I'm currently rereading Dorothy L Sayers's
Gaudy Night, and although I've read it many times before, I was struck and touched by this passage today (Chapter XI):
---
She [Harriet] held on her knee the looseleaf notebook that contained her notes upon the Shrewsbury; but her heart was not in that sordid inquiry. A detatched pentameter, echoing out of nowhere, was beating in her ears -- seven marching feet -- a pentameter and a half: --
To that still center where the spinning world
Sleeps on its axis --
Had she made it or remembered it? It sounded familiar, but in her heart she knew certainly that it was her own, and seemed familiar only because it was inevitable and right.
She opened the notebook at another page and wrote the words down. She felt like the man in the
Punch story: "Nice little barf-room, Liza -- what shall we do with it?" Blank verse? . . . No . . . it was part of the octave of a sonnet . . . it had the feel of a sonnet. But what a rhyme-sound! Curled? furled? . . . she fumbled over rhyme and meter, like an unpracticed musician fingering the keys of a disused instrument.
Then, with many false starts and blank feet, returning and filling and erasing painfully as she went, she began to write again, knowing with a deep inner certainty that somehow, after long and bitter wandering, she was once more in her own place.
Here, then, at home . . .
the center, the middle sea, the heart of the labyrinth . . .
Here, then, at home, by no more storms distrest,
Stay we our steps -- course -- flight -- hands folded and wings furled.
Here, then, at home, by no more storms distrest,
Folding laborious hands we sit, wings furled;
Here in close perfume lies the rose-leaf curled,
Here the sun stands and knows not east nor west,
Here no tide runs; we have come, last and best,
From the wide zone through dizzying circles hurled,
To that still center where the spinning world
Sleeps on its axis, to the heart of rest.

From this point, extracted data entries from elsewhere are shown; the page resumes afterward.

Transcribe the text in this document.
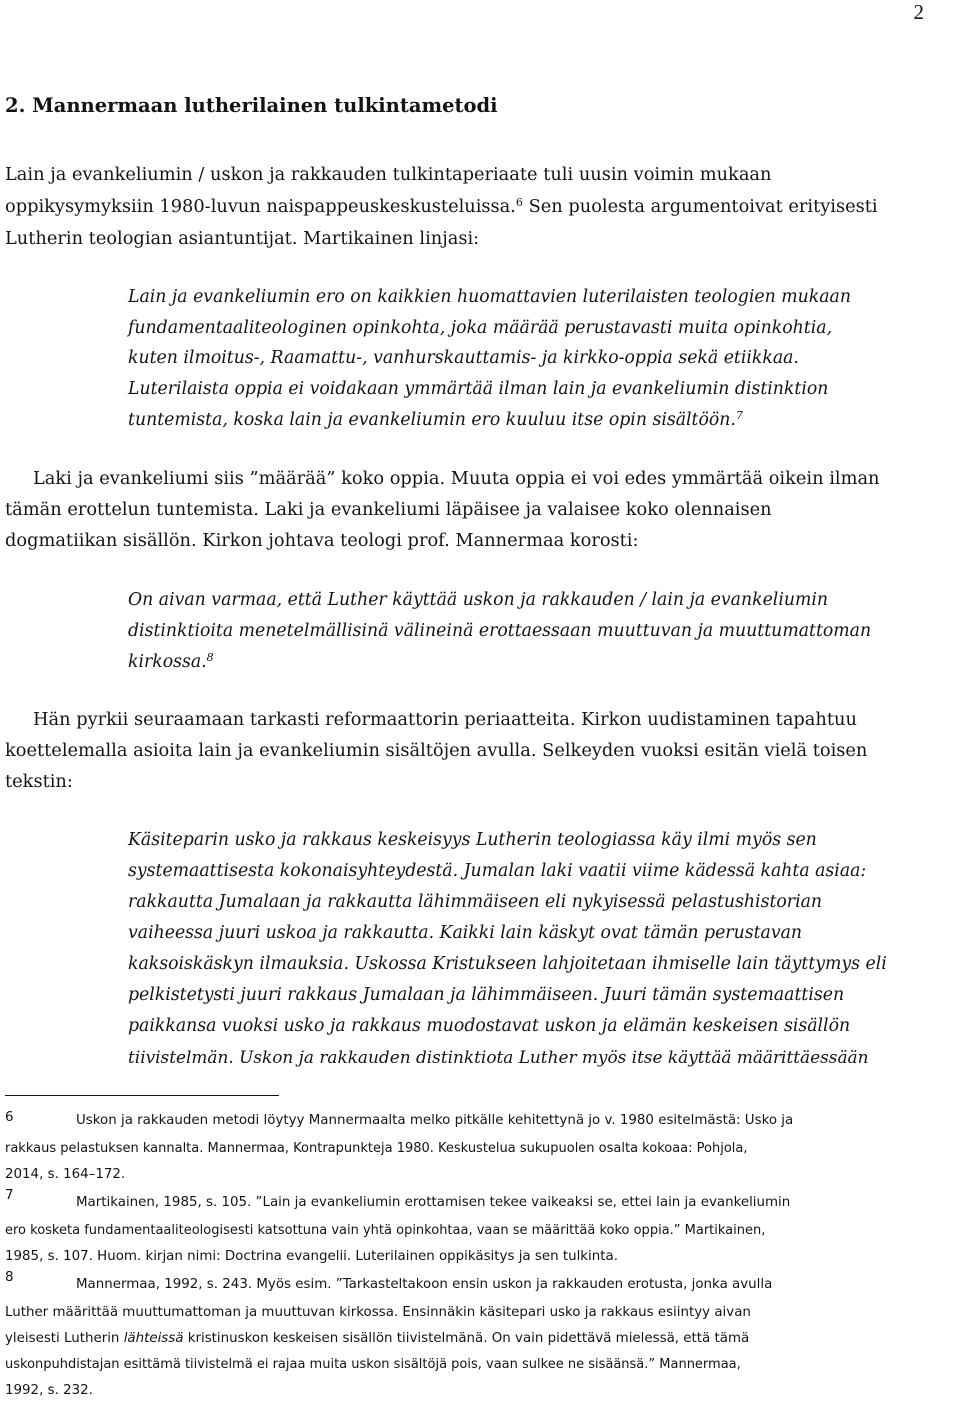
2
2. Mannermaan lutherilainen tulkintametodi
Lain ja evankeliumin / uskon ja rakkauden tulkintaperiaate tuli uusin voimin mukaan
oppikysymyksiin 1980-luvun naispappeuskeskusteluissa.$^6$ Sen puolesta argumentoivat erityisesti
Lutherin teologian asiantuntijat. Martikainen linjasi:
Lain ja evankeliumin ero on kaikkien huomattavien luterilaisten teologien mukaan
fundamentaaliteologinen opinkohta, joka määrää perustavasti muita opinkohtia,
kuten ilmoitus-, Raamattu-, vanhurskauttamis- ja kirkko-oppia sekä etiikkaa.
Luterilaista oppia ei voidakaan ymmärtää ilman lain ja evankeliumin distinktion
tuntemista, koska lain ja evankeliumin ero kuuluu itse opin sisältöön.$^7$
Laki ja evankeliumi siis ”määrää” koko oppia. Muuta oppia ei voi edes ymmärtää oikein ilman
tämän erottelun tuntemista. Laki ja evankeliumi läpäisee ja valaisee koko olennaisen
dogmatiikan sisällön. Kirkon johtava teologi prof. Mannermaa korosti:
On aivan varmaa, että Luther käyttää uskon ja rakkauden / lain ja evankeliumin
distinktioita menetelmällisinä välineinä erottaessaan muuttuvan ja muuttumattoman
kirkossa.$^8$
Hän pyrkii seuraamaan tarkasti reformaattorin periaatteita. Kirkon uudistaminen tapahtuu
koettelemalla asioita lain ja evankeliumin sisältöjen avulla. Selkeyden vuoksi esitän vielä toisen
tekstin:
Käsiteparin usko ja rakkaus keskeisyys Lutherin teologiassa käy ilmi myös sen
systemaattisesta kokonaisyhteydestä. Jumalan laki vaatii viime kädessä kahta asiaa:
rakkautta Jumalaan ja rakkautta lähimmäiseen eli nykyisessä pelastushistorian
vaiheessa juuri uskoa ja rakkautta. Kaikki lain käskyt ovat tämän perustavan
kaksoiskäskyn ilmauksia. Uskossa Kristukseen lahjoitetaan ihmiselle lain täyttymys eli
pelkistetysti juuri rakkaus Jumalaan ja lähimmäiseen. Juuri tämän systemaattisen
paikkansa vuoksi usko ja rakkaus muodostavat uskon ja elämän keskeisen sisällön
tiivistelmän. Uskon ja rakkauden distinktiota Luther myös itse käyttää määrittäessään
6	Uskon ja rakkauden metodi löytyy Mannermaalta melko pitkälle kehitettynä jo v. 1980 esitelmästä: Usko ja
rakkaus pelastuksen kannalta. Mannermaa, Kontrapunkteja 1980. Keskustelua sukupuolen osalta kokoaa: Pohjola,
2014, s. 164–172.
7	Martikainen, 1985, s. 105. ”Lain ja evankeliumin erottamisen tekee vaikeaksi se, ettei lain ja evankeliumin
ero kosketa fundamentaaliteologisesti katsottuna vain yhtä opinkohtaa, vaan se määrittää koko oppia.” Martikainen,
1985, s. 107. Huom. kirjan nimi: Doctrina evangelii. Luterilainen oppikäsitys ja sen tulkinta.
8	Mannermaa, 1992, s. 243. Myös esim. ”Tarkasteltakoon ensin uskon ja rakkauden erotusta, jonka avulla
Luther määrittää muuttumattoman ja muuttuvan kirkossa. Ensinnäkin käsitepari usko ja rakkaus esiintyy aivan
yleisesti Lutherin lähteissä kristinuskon keskeisen sisällön tiivistelmänä. On vain pidettävä mielessä, että tämä
uskonpuhdistajan esittämä tiivistelmä ei rajaa muita uskon sisältöjä pois, vaan sulkee ne sisäänsä.” Mannermaa,
1992, s. 232.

Yes; there was something there, though the meter halted monotonously, lacking a free stress-shift, and the chime "dizzying-spinning" was unsatisfactory. The lines swayed and lurched in her clumsy hands, uncontrollable. Still, such as it was, she had an octave.
And there it seemed to end. She had reached the full close, and had nothing more to say. She could find no turn for the sestet to take, no epigram, no change of mood. She put down a tentative line or two and crossed them out. If the right twist would not come of itself, it was useless to manufacture it. She had her image -- the world sleeping like a great top on its everlasting spindle -- and anything added to that would be mere verse-making. Something might come of it someday. In the meanwhile she had got her mood on to paper -- and this is the release that all writers, even the feeblest, seek for as men seek for love; and, having found it, they doze off happily into dreams and trouble their hearts no further.